Brightly coloured fishing boats in the harbour of Anse-à-la-Cabane in Les Îles-de-la-Madeleine.

Gaspésie–Îles-de-la-Madeleine intervention strategy

Profile and priorities of a region known for its wind power expertise, biofood and sustainable fishing

Portrait of the region

Territory and population

Two distinct geographic areas: Îles-de-la-Madeleine archipelago and Gaspé peninsula / population 90,311: 14% on the archipelago / 4% decline in the region's population from 2011 to 2016 / 1.1% of Quebec's total population / 44 rural municipalities across 5 regional county municipalities (RCMs) and one equivalent territory and 3 Indigenous communities (including 1 off reserve) / Low rate of educational attainment and scarcity of qualified labour.

Economy

All RCMs in the region are experiencing slow economic growth / In January 2017, the unemployment rate was at 12%, compared with 6.3% for all of Quebec / The region's 35,200 jobs represent 0.9% of all jobs in the province / In terms of GDP, the region ranks last in Quebec (8.5% of Quebec's GDP).

Assets

World-renowned research centres (Merinov, Wind Energy TechnoCentre) / Exportable expertise for SMEs in the wind energy sector / Award-winning, internationally recognized tourist areas visited by tourists from around the world / Emerging sectors such as ICT and bio-food, which contribute to diversification / Opportunities related to sustainable fishing and vessel fleet renewal.

Challenges 

The marked weakness of the manufacturing sector (nearly 130 businesses for the entire region, representing 6% of total jobs) / Jobs are predominantly in the service sector (82%), particularly in government services. Despite the emergence of new sectors, the GÎM region's economy is still based on traditional sectors, such as fishing, tourism and forestry. Region remote from main markets.


Priorities for action 2021

  1. Businesses supported by CED are innovative and growing
    • Priority will be given to SMEs' innovation projects or projects for the adoption of digital technologies.
    • Innovative and growing SMEs seeking to break into or expand their reach within global value chains will also receive support, as will their international marketing initiatives.
  2. Businesses and regions supported by CED participate in an economy geared toward clean growth
    • Priority will be given to the start-up and expansion of SMEs that are developing and exporting new processes, products and equipment related to clean technologies and the circular economy.
    • Prioritization of a stronger wind energy sector and international market development for businesses with strong potential in this sector.
  3. Quebec communities benefit from strategic investment that promotes their economic diversification and participation in an inclusive economy
    • Priority will be given to projects designed to mobilize drivers of economic development, such as the creation of economic development strategies that tap into regional assets to foster the start-up, expansion and continuity of local or regional job-creating SMEs.

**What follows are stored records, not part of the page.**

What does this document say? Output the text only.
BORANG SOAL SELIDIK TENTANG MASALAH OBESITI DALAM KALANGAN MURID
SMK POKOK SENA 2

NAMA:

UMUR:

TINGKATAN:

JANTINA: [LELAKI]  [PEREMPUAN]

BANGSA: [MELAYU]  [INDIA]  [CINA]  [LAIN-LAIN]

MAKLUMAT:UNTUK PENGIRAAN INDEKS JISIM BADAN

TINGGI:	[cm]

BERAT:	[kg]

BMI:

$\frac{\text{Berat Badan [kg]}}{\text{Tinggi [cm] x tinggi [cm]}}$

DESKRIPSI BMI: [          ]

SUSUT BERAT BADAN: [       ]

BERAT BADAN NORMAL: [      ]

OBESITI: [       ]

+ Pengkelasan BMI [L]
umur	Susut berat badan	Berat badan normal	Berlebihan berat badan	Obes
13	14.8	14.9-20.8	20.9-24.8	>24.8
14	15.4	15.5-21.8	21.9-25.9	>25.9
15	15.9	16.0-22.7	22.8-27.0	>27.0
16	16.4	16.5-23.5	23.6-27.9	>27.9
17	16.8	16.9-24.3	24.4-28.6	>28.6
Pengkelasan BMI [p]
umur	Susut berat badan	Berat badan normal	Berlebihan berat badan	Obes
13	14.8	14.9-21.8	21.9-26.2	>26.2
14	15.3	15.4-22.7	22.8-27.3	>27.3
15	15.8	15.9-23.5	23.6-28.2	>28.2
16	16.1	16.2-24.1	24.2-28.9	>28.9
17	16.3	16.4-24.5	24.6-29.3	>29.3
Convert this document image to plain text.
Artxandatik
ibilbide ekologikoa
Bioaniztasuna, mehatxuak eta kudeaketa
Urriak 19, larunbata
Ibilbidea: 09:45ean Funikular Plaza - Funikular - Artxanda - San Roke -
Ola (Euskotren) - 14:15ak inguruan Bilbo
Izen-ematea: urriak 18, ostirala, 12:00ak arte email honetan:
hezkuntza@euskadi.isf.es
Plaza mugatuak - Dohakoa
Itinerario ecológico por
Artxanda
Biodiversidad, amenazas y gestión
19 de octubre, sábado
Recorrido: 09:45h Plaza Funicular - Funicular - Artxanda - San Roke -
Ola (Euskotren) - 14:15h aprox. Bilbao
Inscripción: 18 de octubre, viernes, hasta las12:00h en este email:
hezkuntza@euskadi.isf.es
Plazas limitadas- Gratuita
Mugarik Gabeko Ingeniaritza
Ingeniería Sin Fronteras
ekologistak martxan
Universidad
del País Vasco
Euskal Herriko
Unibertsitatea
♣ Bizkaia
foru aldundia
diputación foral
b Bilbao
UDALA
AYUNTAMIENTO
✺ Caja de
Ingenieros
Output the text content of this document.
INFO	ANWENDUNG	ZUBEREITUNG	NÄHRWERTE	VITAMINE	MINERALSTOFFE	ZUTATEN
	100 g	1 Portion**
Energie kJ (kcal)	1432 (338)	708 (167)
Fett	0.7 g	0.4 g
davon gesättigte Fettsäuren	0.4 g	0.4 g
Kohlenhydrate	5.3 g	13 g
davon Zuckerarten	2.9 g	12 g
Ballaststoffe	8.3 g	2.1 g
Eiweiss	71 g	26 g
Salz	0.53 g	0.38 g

Support will also be given to SMEs that contribute to economic diversification and job creation.
    • Priority will be given to the development of new attractions as well as projects to renew the region's tourism offering, including accommodations.
  4. Indigenous peoples benefit from CED programs and participate in Quebec's economic growth
    • Priority will be given to projects that contribute to the economic development of Indigenous peoples, particularly those projects that bring added value to the region's major niches (fishing, tourism, agri-food and wind energy). Support will also be given to economic diversification strategies for these communities.